Object Annotations

Annotator to detect objects.

Detecting objects in an image is an import task for the analysis of both still and moving images. This modules provides the generic annotator ObjectAnnotator to which a specific object detector can be inserted. The module also supplies a direct wrapper to the RetinaNet algorithm, which includes 80 classes of common objects.

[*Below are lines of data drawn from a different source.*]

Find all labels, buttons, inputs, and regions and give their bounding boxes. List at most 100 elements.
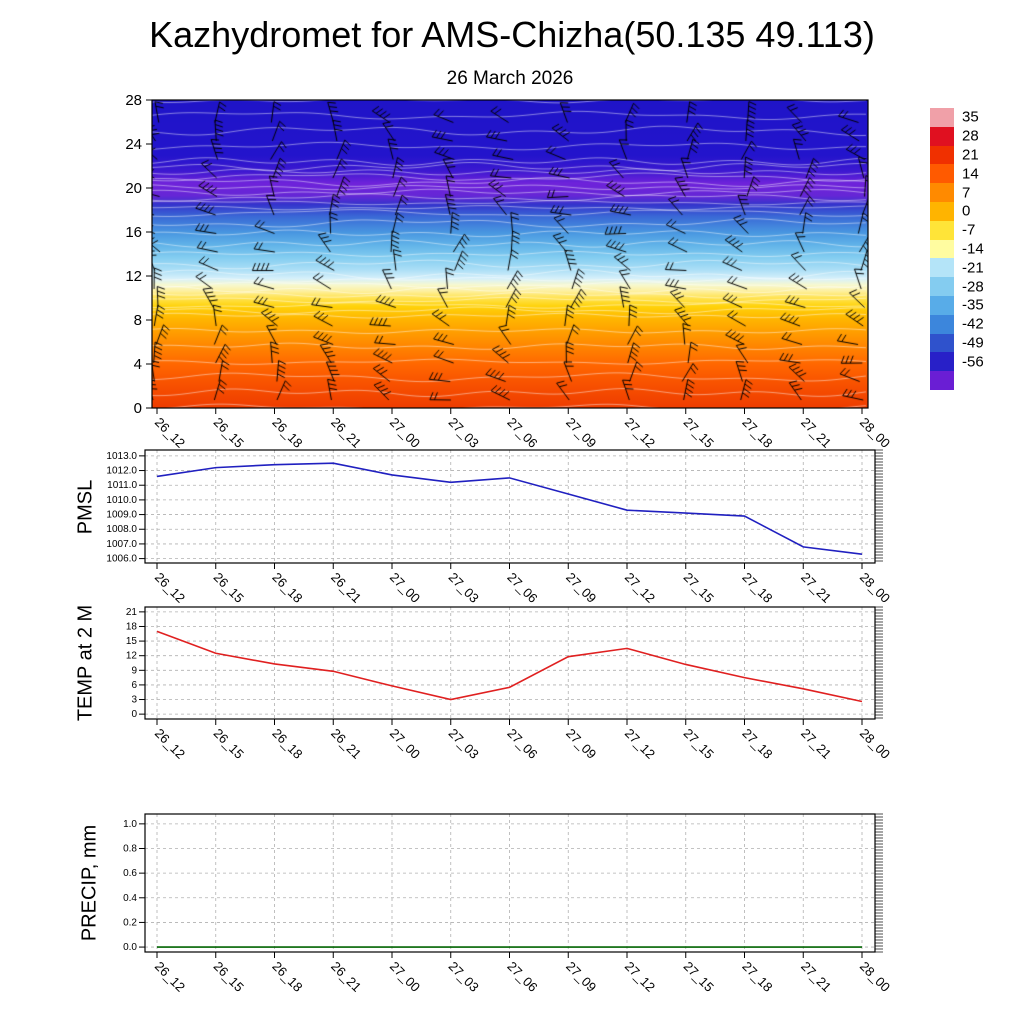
colorbar-band [930, 333, 954, 353]
colorbar-tick-label: -35 [962, 296, 984, 314]
x-tick-label: 27_18 [739, 726, 775, 762]
y-tick-label: 1008.0 [106, 524, 137, 535]
y-tick-label: 15 [126, 636, 138, 647]
x-tick-label: 27_03 [446, 726, 482, 762]
colorbar-band [930, 295, 954, 315]
colorbar-tick-label: -14 [962, 240, 984, 258]
colorbar-band [930, 164, 954, 184]
x-tick-label: 27_21 [798, 570, 834, 606]
x-tick-label: 27_21 [798, 959, 834, 995]
x-tick-label: 26_12 [152, 726, 188, 762]
x-tick-label: 26_18 [269, 959, 305, 995]
x-tick-label: 26_15 [211, 726, 247, 762]
y-tick-label: 1012.0 [106, 466, 137, 477]
x-tick-label: 26_21 [328, 959, 364, 995]
y-tick-label: 1007.0 [106, 539, 137, 550]
x-tick-label: 27_06 [504, 415, 540, 451]
y-tick-label: 1009.0 [106, 510, 137, 521]
x-tick-label: 27_09 [563, 959, 599, 995]
x-tick-label: 27_03 [446, 570, 482, 606]
x-tick-label: 27_18 [739, 570, 775, 606]
x-tick-label: 27_18 [739, 959, 775, 995]
y-tick-label: 0 [134, 400, 142, 417]
colorbar-tick-label: 0 [962, 202, 971, 220]
colorbar-band [930, 201, 954, 221]
y-tick-label: 16 [125, 224, 142, 241]
colorbar-band [930, 220, 954, 240]
x-tick-label: 26_12 [152, 415, 188, 451]
y-tick-label: 0 [131, 709, 137, 720]
y-tick-label: 0.8 [123, 844, 137, 855]
y-tick-label: 4 [134, 356, 142, 373]
x-tick-label: 27_15 [681, 415, 717, 451]
y-tick-label: 1.0 [123, 819, 137, 830]
colorbar-band [930, 258, 954, 278]
x-tick-label: 27_12 [622, 959, 658, 995]
x-tick-label: 27_06 [504, 726, 540, 762]
date-title: 26 March 2026 [446, 68, 574, 89]
y-tick-label: 9 [131, 665, 137, 676]
x-tick-label: 27_03 [446, 959, 482, 995]
x-tick-label: 26_21 [328, 415, 364, 451]
x-tick-label: 27_09 [563, 415, 599, 451]
y-tick-label: 21 [126, 607, 138, 618]
colorbar-tick-label: -28 [962, 278, 984, 296]
x-tick-label: 26_15 [211, 570, 247, 606]
x-tick-label: 28_00 [857, 726, 893, 762]
x-tick-label: 27_09 [563, 726, 599, 762]
precip-axis-label: PRECIP, mm [78, 824, 101, 942]
x-tick-label: 27_06 [504, 570, 540, 606]
colorbar-tick-label: 35 [962, 108, 979, 126]
x-tick-label: 27_12 [622, 570, 658, 606]
x-tick-label: 26_15 [211, 959, 247, 995]
x-tick-label: 26_18 [269, 726, 305, 762]
y-tick-label: 12 [126, 651, 138, 662]
precip-chart: 0.0 0.2 0.4 0.6 0.8 1.0 26_12 26_15 26_18 26_21 27… [123, 813, 893, 995]
x-tick-label: 27_03 [446, 415, 482, 451]
x-tick-label: 27_00 [387, 959, 423, 995]
y-tick-label: 28 [125, 92, 142, 109]
colorbar-tick-label: -49 [962, 334, 984, 352]
colorbar-band [930, 108, 954, 127]
colorbar-band [930, 239, 954, 259]
x-tick-label: 26_12 [152, 570, 188, 606]
wind-barbs-layer [152, 100, 868, 408]
y-tick-label: 1010.0 [106, 495, 137, 506]
pmsl-line [156, 462, 863, 555]
x-tick-label: 26_21 [328, 726, 364, 762]
x-tick-label: 27_12 [622, 415, 658, 451]
y-tick-label: 0.6 [123, 868, 137, 879]
x-tick-label: 27_00 [387, 415, 423, 451]
x-tick-label: 27_12 [622, 726, 658, 762]
colorbar-tick-label: 14 [962, 165, 979, 183]
colorbar-band [930, 314, 954, 334]
x-tick-label: 27_15 [681, 726, 717, 762]
pmsl-axis-label: PMSL [74, 479, 97, 535]
x-tick-label: 26_12 [152, 959, 188, 995]
x-tick-label: 28_00 [857, 959, 893, 995]
colorbar-band [930, 352, 954, 372]
temp2m-chart: 0 3 6 9 12 15 18 21 26_12 26_15 26_18 26_21 27_00 27_… [126, 606, 893, 762]
x-tick-label: 27_15 [681, 570, 717, 606]
y-tick-label: 0.2 [123, 917, 137, 928]
y-tick-label: 1011.0 [107, 480, 137, 491]
y-tick-label: 20 [125, 180, 142, 197]
y-tick-label: 12 [125, 268, 142, 285]
y-tick-label: 0.0 [123, 942, 137, 953]
x-tick-label: 27_21 [798, 726, 834, 762]
x-tick-label: 26_18 [269, 570, 305, 606]
x-tick-label: 26_18 [269, 415, 305, 451]
page-title: Kazhydromet for AMS-Chizha(50.135 49.113… [149, 14, 875, 55]
colorbar-band [930, 371, 954, 390]
x-tick-label: 27_21 [798, 415, 834, 451]
colorbar-tick-label: -42 [962, 315, 984, 333]
x-tick-label: 27_00 [387, 726, 423, 762]
temp-axis-label: TEMP at 2 M [74, 604, 97, 722]
x-tick-label: 26_21 [328, 570, 364, 606]
x-tick-label: 26_15 [211, 415, 247, 451]
y-tick-label: 18 [126, 621, 138, 632]
y-tick-label: 24 [125, 136, 142, 153]
x-tick-label: 27_06 [504, 959, 540, 995]
colorbar-tick-label: 7 [962, 184, 971, 202]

class dvt.annotate.obj.ObjectAnnotator(**kwargs)[source]

Bases: dvt.abstract.FrameAnnotator

Annotator for detecting objects in frames or images.

The annotator will return a list with one DictList item for every frame with a detected object.

detector

An object with a method called detect that takes an image and returns a set of detect objects.

freq

How often to perform the embedding. For example, setting the frequency to 2 will embed every other frame in the batch.

Type:int
frames

An optional list of frames to process. This should be a list of integers or a 1D numpy array of integers. If set set to something other than None, the freq input is ignored.

Type:array of ints
name

A description of the aggregator. Used as a key in the output data.

Type:str
annotate(batch)[source]

Annotate the batch of frames with the object detector.

Parameters:batch (FrameBatch) – A batch of images to annotate.
Returns:A list of dictionaries containing the video name, frame, and any additional information (i.e., bounding boxes or object names) supplied by the detector.
name = 'obj'
class dvt.annotate.obj.ObjectDetectRetinaNet(cutoff=0.5)[source]

Bases: object

Detect objects using RetinaNet.

An object detector that locates 80 object types.

cutoff

A cutoff value for which objects to include in the final output. Set to zero (default) to include all object. The default is 0.5.

Type:float
detect(img)[source]

Detect objects in an image.

Parameters:img (numpy array) – A single image stored as a three-dimensional numpy array.
Returns:A list of dictionaries where each dictionary represents a detected object. Keys include the bounding box (top, left, bottom, right), a confidence score, and the class of the object.